Buttonwood’s notebook | The European economy

Four is a trend?

US numbers may be improving but it's not the same on the other side of the Atlantic

By Buttonwood

WHEN do individual pieces of data become a trend? In the past few days, we have seen a surprise 1.3% monthly slump in British factory output, a 1.8% decline in German industrial production, a 1.7% decline in France, and a 1.2% drop in Italy. No one can blame the weather for these numbers, as they did for first-quarter US GDP.

European stocks have been weaker, although a cumulative 2.6% drop is hardly a sign of panic. At heart, the issue is the same as it has been for several years. Markets have been buoyed by the activities of central banks which have kept rates at unprecedentedly low levels and bought assets. This has encouraged a rush into higher-yielding or more risky assets. To some this is justified by a discounted cashflow model; future cashflows are discounted at a lower rate and thus have a higher present value.

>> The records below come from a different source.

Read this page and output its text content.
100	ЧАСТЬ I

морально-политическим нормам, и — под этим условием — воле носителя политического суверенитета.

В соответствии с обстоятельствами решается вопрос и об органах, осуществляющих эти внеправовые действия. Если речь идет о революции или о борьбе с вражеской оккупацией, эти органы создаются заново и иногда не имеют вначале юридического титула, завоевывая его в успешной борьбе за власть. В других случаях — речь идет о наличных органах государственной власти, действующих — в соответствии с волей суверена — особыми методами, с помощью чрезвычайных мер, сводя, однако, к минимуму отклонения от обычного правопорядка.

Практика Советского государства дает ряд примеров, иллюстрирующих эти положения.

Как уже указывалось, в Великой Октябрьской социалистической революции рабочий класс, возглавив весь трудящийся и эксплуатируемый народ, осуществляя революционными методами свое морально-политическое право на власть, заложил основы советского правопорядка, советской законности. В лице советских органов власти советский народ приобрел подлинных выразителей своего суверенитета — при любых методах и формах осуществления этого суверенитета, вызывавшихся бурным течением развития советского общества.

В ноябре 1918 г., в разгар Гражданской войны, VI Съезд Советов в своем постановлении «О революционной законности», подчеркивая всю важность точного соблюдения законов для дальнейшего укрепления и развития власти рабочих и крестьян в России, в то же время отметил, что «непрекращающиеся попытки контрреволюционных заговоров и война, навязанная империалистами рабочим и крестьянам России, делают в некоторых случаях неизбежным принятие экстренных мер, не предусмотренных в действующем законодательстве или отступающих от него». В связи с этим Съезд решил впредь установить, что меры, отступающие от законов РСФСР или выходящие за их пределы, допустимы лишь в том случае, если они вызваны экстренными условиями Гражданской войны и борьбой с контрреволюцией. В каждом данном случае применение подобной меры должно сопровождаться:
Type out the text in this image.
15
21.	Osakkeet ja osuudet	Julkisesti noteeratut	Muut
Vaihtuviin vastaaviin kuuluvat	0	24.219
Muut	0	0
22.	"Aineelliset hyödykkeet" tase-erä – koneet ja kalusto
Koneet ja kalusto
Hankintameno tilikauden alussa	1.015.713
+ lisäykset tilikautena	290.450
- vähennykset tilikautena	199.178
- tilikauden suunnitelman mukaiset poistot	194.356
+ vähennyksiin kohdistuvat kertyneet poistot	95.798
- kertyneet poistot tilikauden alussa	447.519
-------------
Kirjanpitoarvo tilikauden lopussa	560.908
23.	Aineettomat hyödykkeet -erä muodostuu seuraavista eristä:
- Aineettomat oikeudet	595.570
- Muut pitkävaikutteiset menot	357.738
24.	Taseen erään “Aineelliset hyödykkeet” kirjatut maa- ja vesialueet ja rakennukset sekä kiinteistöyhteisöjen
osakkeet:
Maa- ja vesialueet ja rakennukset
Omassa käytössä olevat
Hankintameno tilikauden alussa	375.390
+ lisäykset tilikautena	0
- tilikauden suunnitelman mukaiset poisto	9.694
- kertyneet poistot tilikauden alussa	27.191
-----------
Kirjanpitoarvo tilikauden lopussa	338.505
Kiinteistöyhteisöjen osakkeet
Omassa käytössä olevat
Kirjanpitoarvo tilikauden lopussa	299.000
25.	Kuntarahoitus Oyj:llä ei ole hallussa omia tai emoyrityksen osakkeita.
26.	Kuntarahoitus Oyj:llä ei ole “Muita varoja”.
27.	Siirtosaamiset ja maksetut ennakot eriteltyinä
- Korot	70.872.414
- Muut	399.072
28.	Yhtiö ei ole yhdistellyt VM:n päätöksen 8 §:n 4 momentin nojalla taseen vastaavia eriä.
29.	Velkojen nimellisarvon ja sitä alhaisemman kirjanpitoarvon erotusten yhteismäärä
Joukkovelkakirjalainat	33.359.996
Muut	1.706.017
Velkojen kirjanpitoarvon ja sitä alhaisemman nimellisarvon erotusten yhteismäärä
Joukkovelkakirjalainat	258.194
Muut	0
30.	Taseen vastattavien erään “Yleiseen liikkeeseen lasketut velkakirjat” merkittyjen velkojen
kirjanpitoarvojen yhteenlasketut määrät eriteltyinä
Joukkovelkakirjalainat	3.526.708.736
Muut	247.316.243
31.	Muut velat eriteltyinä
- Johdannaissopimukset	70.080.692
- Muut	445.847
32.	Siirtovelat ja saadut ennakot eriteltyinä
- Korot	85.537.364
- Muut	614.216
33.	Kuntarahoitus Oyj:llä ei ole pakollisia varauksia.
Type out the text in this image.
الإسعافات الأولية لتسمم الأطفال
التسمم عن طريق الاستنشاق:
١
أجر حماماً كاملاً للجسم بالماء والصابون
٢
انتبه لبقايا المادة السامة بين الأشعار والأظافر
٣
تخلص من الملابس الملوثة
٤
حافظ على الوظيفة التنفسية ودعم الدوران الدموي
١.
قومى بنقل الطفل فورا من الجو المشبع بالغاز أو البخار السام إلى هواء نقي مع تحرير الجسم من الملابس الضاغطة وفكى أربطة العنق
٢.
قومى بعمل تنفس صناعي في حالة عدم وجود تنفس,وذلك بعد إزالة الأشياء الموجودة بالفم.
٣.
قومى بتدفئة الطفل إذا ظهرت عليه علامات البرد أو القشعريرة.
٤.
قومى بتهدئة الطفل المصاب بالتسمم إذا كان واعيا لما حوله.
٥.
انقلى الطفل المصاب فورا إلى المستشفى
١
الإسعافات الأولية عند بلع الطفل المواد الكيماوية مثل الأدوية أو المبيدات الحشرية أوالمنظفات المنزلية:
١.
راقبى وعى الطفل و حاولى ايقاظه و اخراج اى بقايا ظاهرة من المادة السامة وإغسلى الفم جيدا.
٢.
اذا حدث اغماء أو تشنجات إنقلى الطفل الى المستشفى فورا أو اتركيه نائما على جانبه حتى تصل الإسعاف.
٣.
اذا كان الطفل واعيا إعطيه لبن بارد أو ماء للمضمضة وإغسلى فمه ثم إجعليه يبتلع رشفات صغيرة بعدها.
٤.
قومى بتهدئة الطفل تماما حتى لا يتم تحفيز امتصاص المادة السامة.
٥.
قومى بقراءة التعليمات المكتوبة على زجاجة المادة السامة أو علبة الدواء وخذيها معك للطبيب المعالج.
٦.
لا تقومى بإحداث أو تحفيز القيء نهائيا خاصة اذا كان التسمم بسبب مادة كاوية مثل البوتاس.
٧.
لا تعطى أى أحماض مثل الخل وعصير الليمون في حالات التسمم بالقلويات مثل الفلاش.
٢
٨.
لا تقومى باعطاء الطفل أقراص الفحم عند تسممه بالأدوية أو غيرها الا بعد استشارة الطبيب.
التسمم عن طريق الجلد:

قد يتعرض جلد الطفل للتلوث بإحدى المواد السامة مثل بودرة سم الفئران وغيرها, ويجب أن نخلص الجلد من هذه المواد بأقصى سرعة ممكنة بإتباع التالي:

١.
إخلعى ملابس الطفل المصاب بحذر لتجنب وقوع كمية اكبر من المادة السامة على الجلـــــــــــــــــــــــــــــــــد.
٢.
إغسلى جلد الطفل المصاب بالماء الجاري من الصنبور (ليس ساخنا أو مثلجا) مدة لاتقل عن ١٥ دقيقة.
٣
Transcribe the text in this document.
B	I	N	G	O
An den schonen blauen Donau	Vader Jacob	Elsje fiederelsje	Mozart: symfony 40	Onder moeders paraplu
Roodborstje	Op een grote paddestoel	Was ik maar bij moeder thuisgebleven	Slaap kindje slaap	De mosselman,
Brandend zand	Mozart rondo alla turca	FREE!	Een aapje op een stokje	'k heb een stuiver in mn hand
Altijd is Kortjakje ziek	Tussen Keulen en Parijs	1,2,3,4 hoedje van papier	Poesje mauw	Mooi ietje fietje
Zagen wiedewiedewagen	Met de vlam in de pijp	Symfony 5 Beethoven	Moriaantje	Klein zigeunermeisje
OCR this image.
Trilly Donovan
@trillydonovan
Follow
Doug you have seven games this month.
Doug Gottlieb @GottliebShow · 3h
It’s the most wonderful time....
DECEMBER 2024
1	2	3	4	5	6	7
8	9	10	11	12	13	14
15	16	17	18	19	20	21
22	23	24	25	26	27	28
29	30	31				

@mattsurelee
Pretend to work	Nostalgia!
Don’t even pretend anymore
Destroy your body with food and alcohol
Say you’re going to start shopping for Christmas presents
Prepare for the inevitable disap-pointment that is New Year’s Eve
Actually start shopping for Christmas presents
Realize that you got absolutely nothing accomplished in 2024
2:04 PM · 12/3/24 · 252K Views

The problem is that investors rarely stop to consider why central banks are being so supportive. It is because they worry that economies have been severly weakened by their debt burdens. That suggests a slower growth profile going forward, before one even considers the impact of demographic changes. Indeed, it suggests shorter recoveries and more frequent slowdowns, just as we have seen in Japan. So as well as adjusting the discount rate, one must adjust forecasts for future cashflows as well.

All this has been disguised by the strength of profits, which have held up well, in part because wages have been suppressed and in part because companies have used their cash to buy back equity and thus boost earnings per share. These tricks can only work for a while; in the end, we risk the Marxist outcome that workers cannot afford to buy the goods they produce. The latest US GDP numbers show a fall in first quarter profits.

A wild card is the impact of emerging market growth. For a while during the recession, emerging market strength had some negative effects; by driving up commodity prices, they squeezed consumer wallets in the developed world. Last year, the emerging markets started to slow. But is that slowdown now showing up in European industrial production data? The latest Chinese trade numbers are ambiguous; both exports and imports were weaker than expected but there does seem to be a question over the quality of the data. But it may be significant that Unicredit's global leading indicator, released today, fell to its lowest level in 12 months.

The trend is not yet decisive but investors seem far too complacent.